The son of Latvian immigrants, Alterman was born in Omaha, Nebraska, in 1912. The family moved to New Jersey while he was still an infant. In 1936, he moved to Miami with his brother, sister, and recently widowed mother. In South Florida, he held numerous jobs, including operating a gas station adjacent to the old produce market in downtown Miami. The gas station put him in the trucking business, when he settled a debt with a customer by taking a truck as payment.
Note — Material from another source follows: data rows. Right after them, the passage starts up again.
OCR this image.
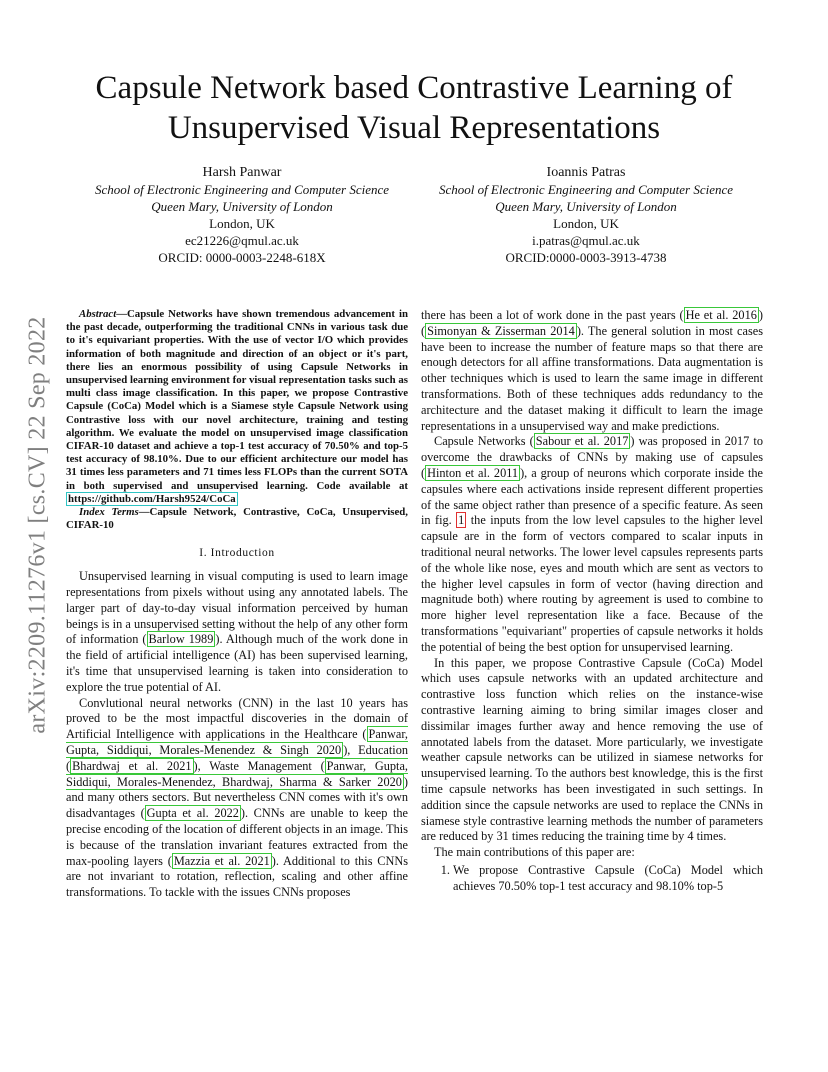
Capsule Network based Contrastive Learning of Unsupervised Visual Representations
Harsh Panwar
School of Electronic Engineering and Computer Science
Queen Mary, University of London
London, UK
ec21226@qmul.ac.uk
ORCID: 0000-0003-2248-618X
Ioannis Patras
School of Electronic Engineering and Computer Science
Queen Mary, University of London
London, UK
i.patras@qmul.ac.uk
ORCID:0000-0003-3913-4738
arXiv:2209.11276v1 [cs.CV] 22 Sep 2022

Abstract—Capsule Networks have shown tremendous advancement in the past decade, outperforming the traditional CNNs in various task due to it's equivariant properties. With the use of vector I/O which provides information of both magnitude and direction of an object or it's part, there lies an enormous possibility of using Capsule Networks in unsupervised learning environment for visual representation tasks such as multi class image classification. In this paper, we propose Contrastive Capsule (CoCa) Model which is a Siamese style Capsule Network using Contrastive loss with our novel architecture, training and testing algorithm. We evaluate the model on unsupervised image classification CIFAR-10 dataset and achieve a top-1 test accuracy of 70.50% and top-5 test accuracy of 98.10%. Due to our efficient architecture our model has 31 times less parameters and 71 times less FLOPs than the current SOTA in both supervised and unsupervised learning. Code available at https://github.com/Harsh9524/CoCa

Index Terms—Capsule Network, Contrastive, CoCa, Unsupervised, CIFAR-10

I. Introduction

Unsupervised learning in visual computing is used to learn image representations from pixels without using any annotated labels. The larger part of day-to-day visual information perceived by human beings is in a unsupervised setting without the help of any other form of information ( Barlow 1989 ). Although much of the work done in the field of artificial intelligence (AI) has been supervised learning, it's time that unsupervised learning is taken into consideration to explore the true potential of AI.

Convlutional neural networks (CNN) in the last 10 years has proved to be the most impactful discoveries in the domain of Artificial Intelligence with applications in the Healthcare ( Panwar, Gupta, Siddiqui, Morales-Menendez & Singh 2020 ), Education ( Bhardwaj et al. 2021 ), Waste Management ( Panwar, Gupta, Siddiqui, Morales-Menendez, Bhardwaj, Sharma & Sarker 2020 ) and many others sectors. But nevertheless CNN comes with it's own disadvantages ( Gupta et al. 2022 ). CNNs are unable to keep the precise encoding of the location of different objects in an image. This is because of the translation invariant features extracted from the max-pooling layers ( Mazzia et al. 2021 ). Additional to this CNNs are not invariant to rotation, reflection, scaling and other affine transformations. To tackle with the issues CNNs proposes

there has been a lot of work done in the past years ( He et al. 2016 ) ( Simonyan & Zisserman 2014 ). The general solution in most cases have been to increase the number of feature maps so that there are enough detectors for all affine transformations. Data augmentation is other techniques which is used to learn the same image in different transformations. Both of these techniques adds redundancy to the architecture and the dataset making it difficult to learn the image representations in a unsupervised way and make predictions.

Capsule Networks ( Sabour et al. 2017 ) was proposed in 2017 to overcome the drawbacks of CNNs by making use of capsules ( Hinton et al. 2011 ), a group of neurons which corporate inside the capsules where each activations inside represent different properties of the same object rather than presence of a specific feature. As seen in fig. 1 the inputs from the low level capsules to the higher level capsule are in the form of vectors compared to scalar inputs in traditional neural networks. The lower level capsules represents parts of the whole like nose, eyes and mouth which are sent as vectors to the higher level capsules in form of vector (having direction and magnitude both) where routing by agreement is used to combine to more higher level representation like a face. Because of the transformations "equivariant" properties of capsule networks it holds the potential of being the best option for unsupervised learning.

In this paper, we propose Contrastive Capsule (CoCa) Model which uses capsule networks with an updated architecture and contrastive loss function which relies on the instance-wise contrastive learning aiming to bring similar images closer and dissimilar images further away and hence removing the use of annotated labels from the dataset. More particularly, we investigate weather capsule networks can be utilized in siamese networks for unsupervised learning. To the authors best knowledge, this is the first time capsule networks has been investigated in such settings. In addition since the capsule networks are used to replace the CNNs in siamese style contrastive learning methods the number of parameters are reduced by 31 times reducing the training time by 4 times.

The main contributions of this paper are:

1. We propose Contrastive Capsule (CoCa) Model which achieves 70.50% top-1 test accuracy and 98.10% top-5
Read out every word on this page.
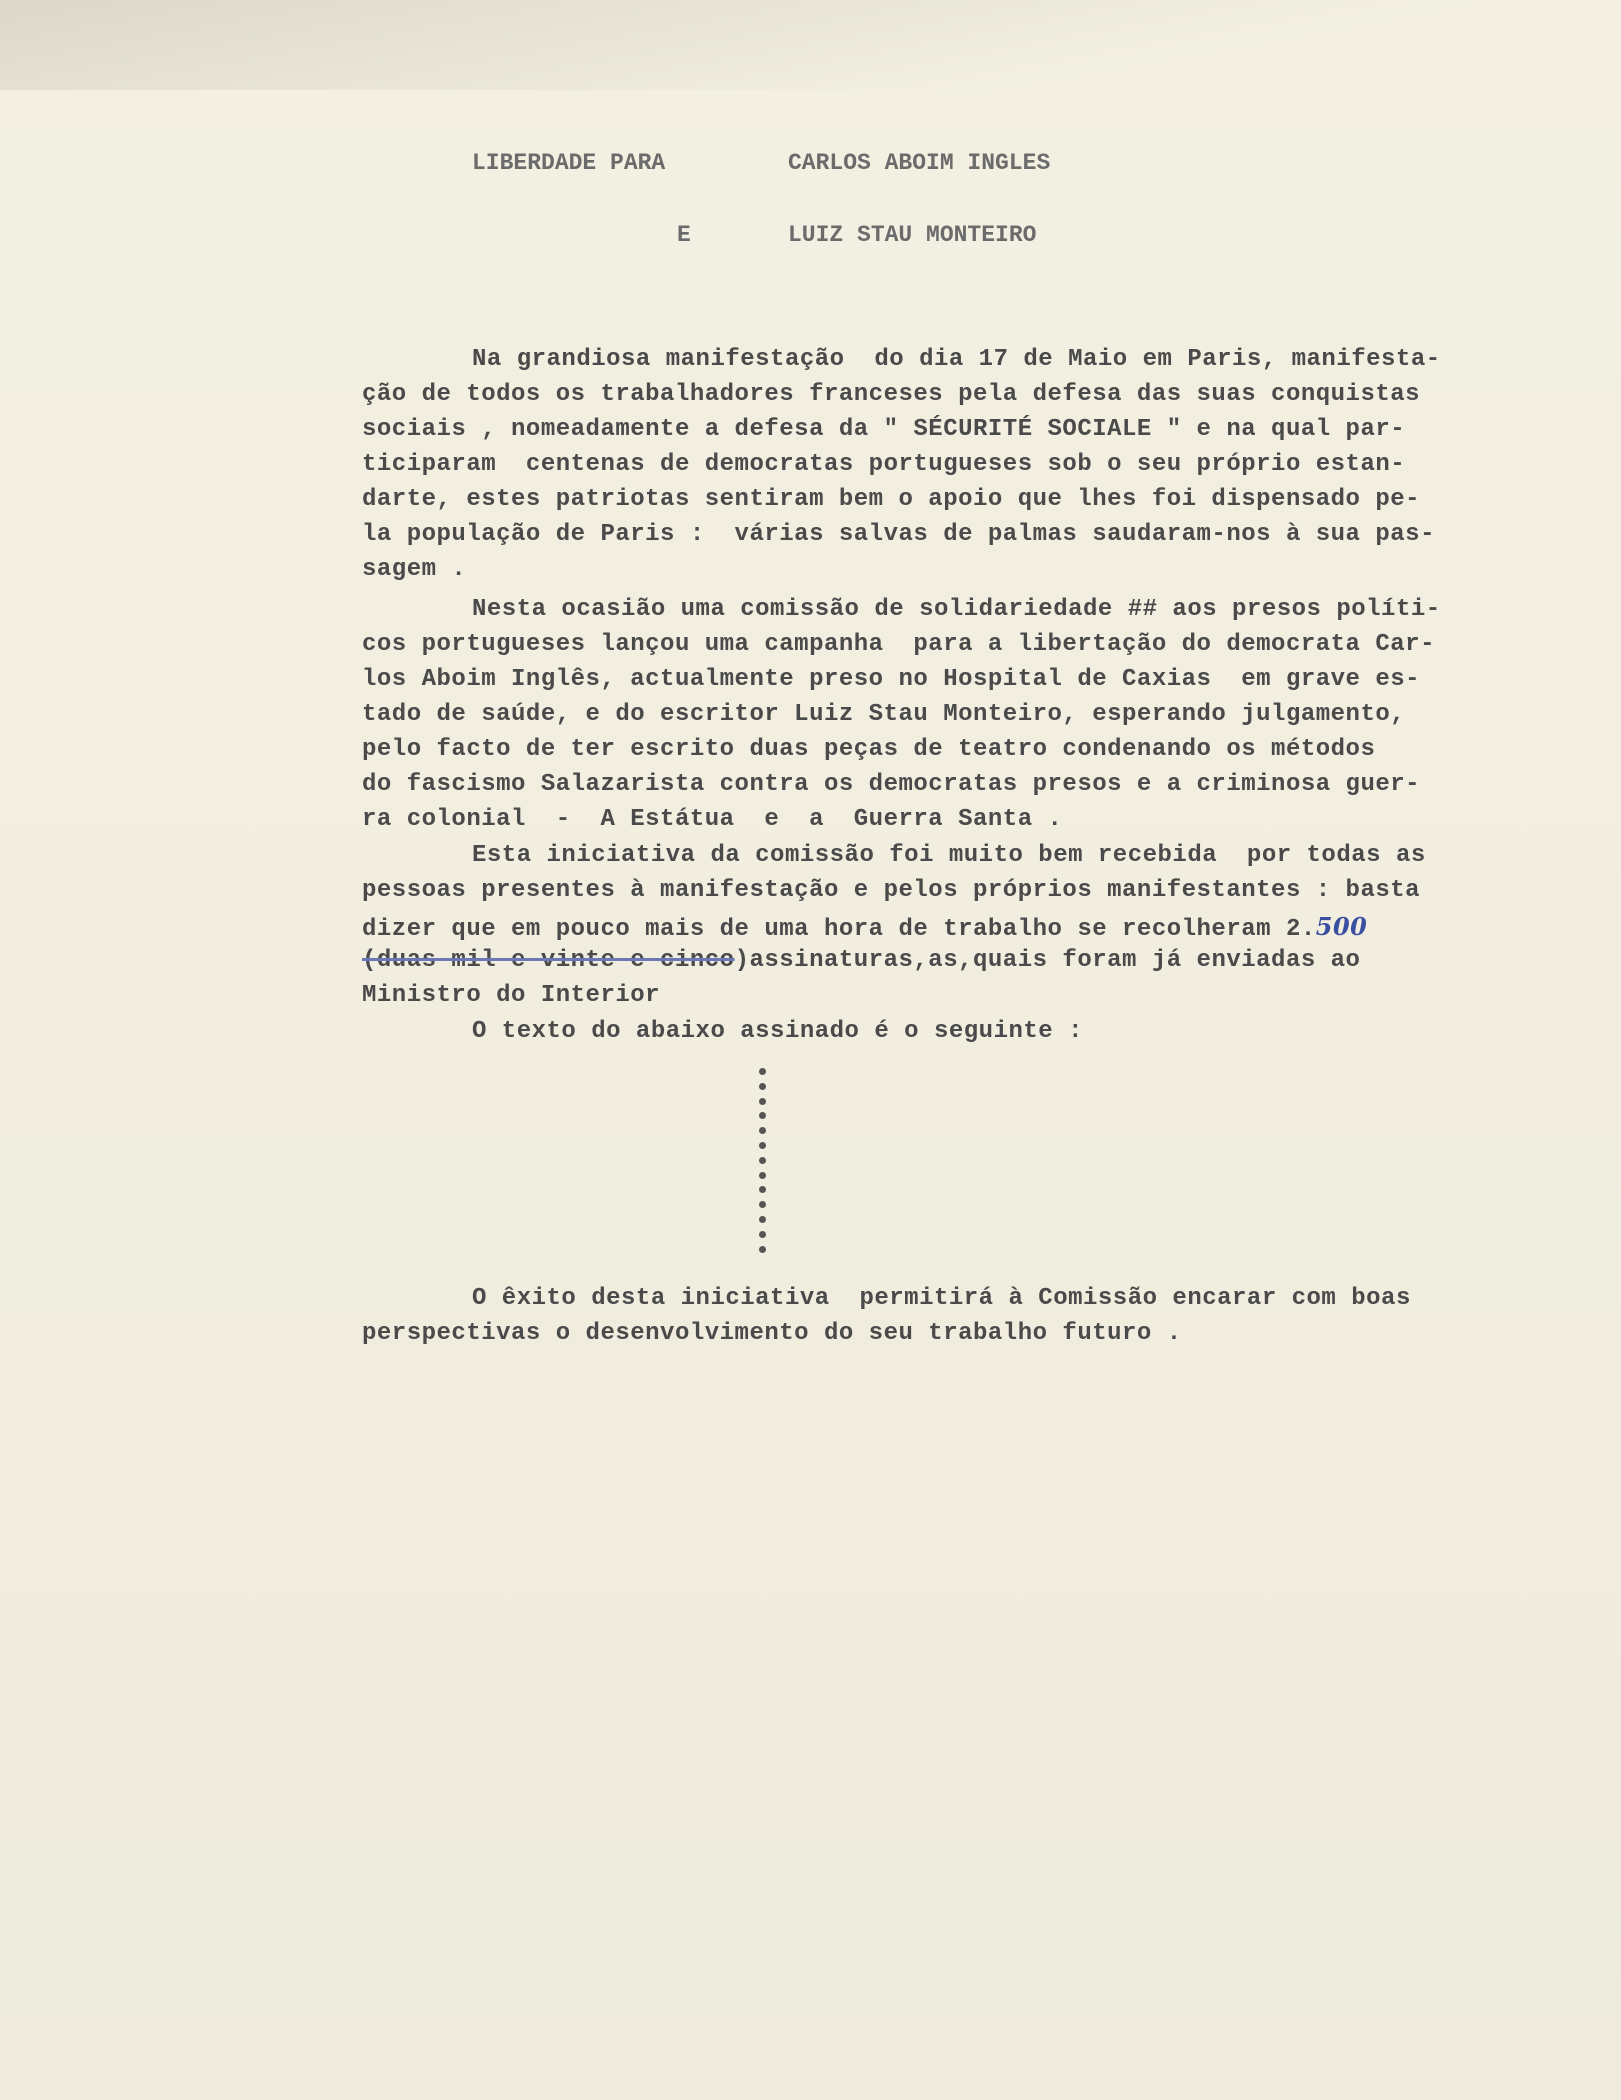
LIBERDADE PARA	CARLOS ABOIM INGLES
E	LUIZ STAU MONTEIRO
Na grandiosa manifestação  do dia 17 de Maio em Paris, manifesta-
ção de todos os trabalhadores franceses pela defesa das suas conquistas
sociais , nomeadamente a defesa da " SÉCURITÉ SOCIALE " e na qual par-
ticiparam  centenas de democratas portugueses sob o seu próprio estan-
darte, estes patriotas sentiram bem o apoio que lhes foi dispensado pe-
la população de Paris :  várias salvas de palmas saudaram-nos à sua pas-
sagem .
Nesta ocasião uma comissão de solidariedade ## aos presos políti-
cos portugueses lançou uma campanha  para a libertação do democrata Car-
los Aboim Inglês, actualmente preso no Hospital de Caxias  em grave es-
tado de saúde, e do escritor Luiz Stau Monteiro, esperando julgamento,
pelo facto de ter escrito duas peças de teatro condenando os métodos
do fascismo Salazarista contra os democratas presos e a criminosa guer-
ra colonial  -  A Estátua  e  a  Guerra Santa .
Esta iniciativa da comissão foi muito bem recebida  por todas as
pessoas presentes à manifestação e pelos próprios manifestantes : basta
dizer que em pouco mais de uma hora de trabalho se recolheram 2.500
(duas mil e vinte e cinco)assinaturas,as,quais foram já enviadas ao
Ministro do Interior
O texto do abaixo assinado é o seguinte :
O êxito desta iniciativa  permitirá à Comissão encarar com boas
perspectivas o desenvolvimento do seu trabalho futuro .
Alterman built a career and a business from that one truck. He drove it. He found the loads. Sometimes, he even built his own trailers. He was one of those fiercely independent types that came to be called gypsy truckers, picking up loads when they needed to be picked up and delivered when and where shippers desired. Alterman and a few of his competitors such as Bill Watkins, Clarence McBride, and Willis Shaw built a new kind of trucking company--the irregular route common carrier.
At his death, after 63 years in trucking, Alterman had built his company into the second largest carrier of refrigerated LTL shipments in the country with 17 terminals and more than 1,400 employees.
He is survived by his wife, Geri, one sister, four sons, four grandchildren, and three great-grandchildren. His son Richard Alterman says the business will carry on, because that was his father’s wish and the fulfillment of his daily dreams.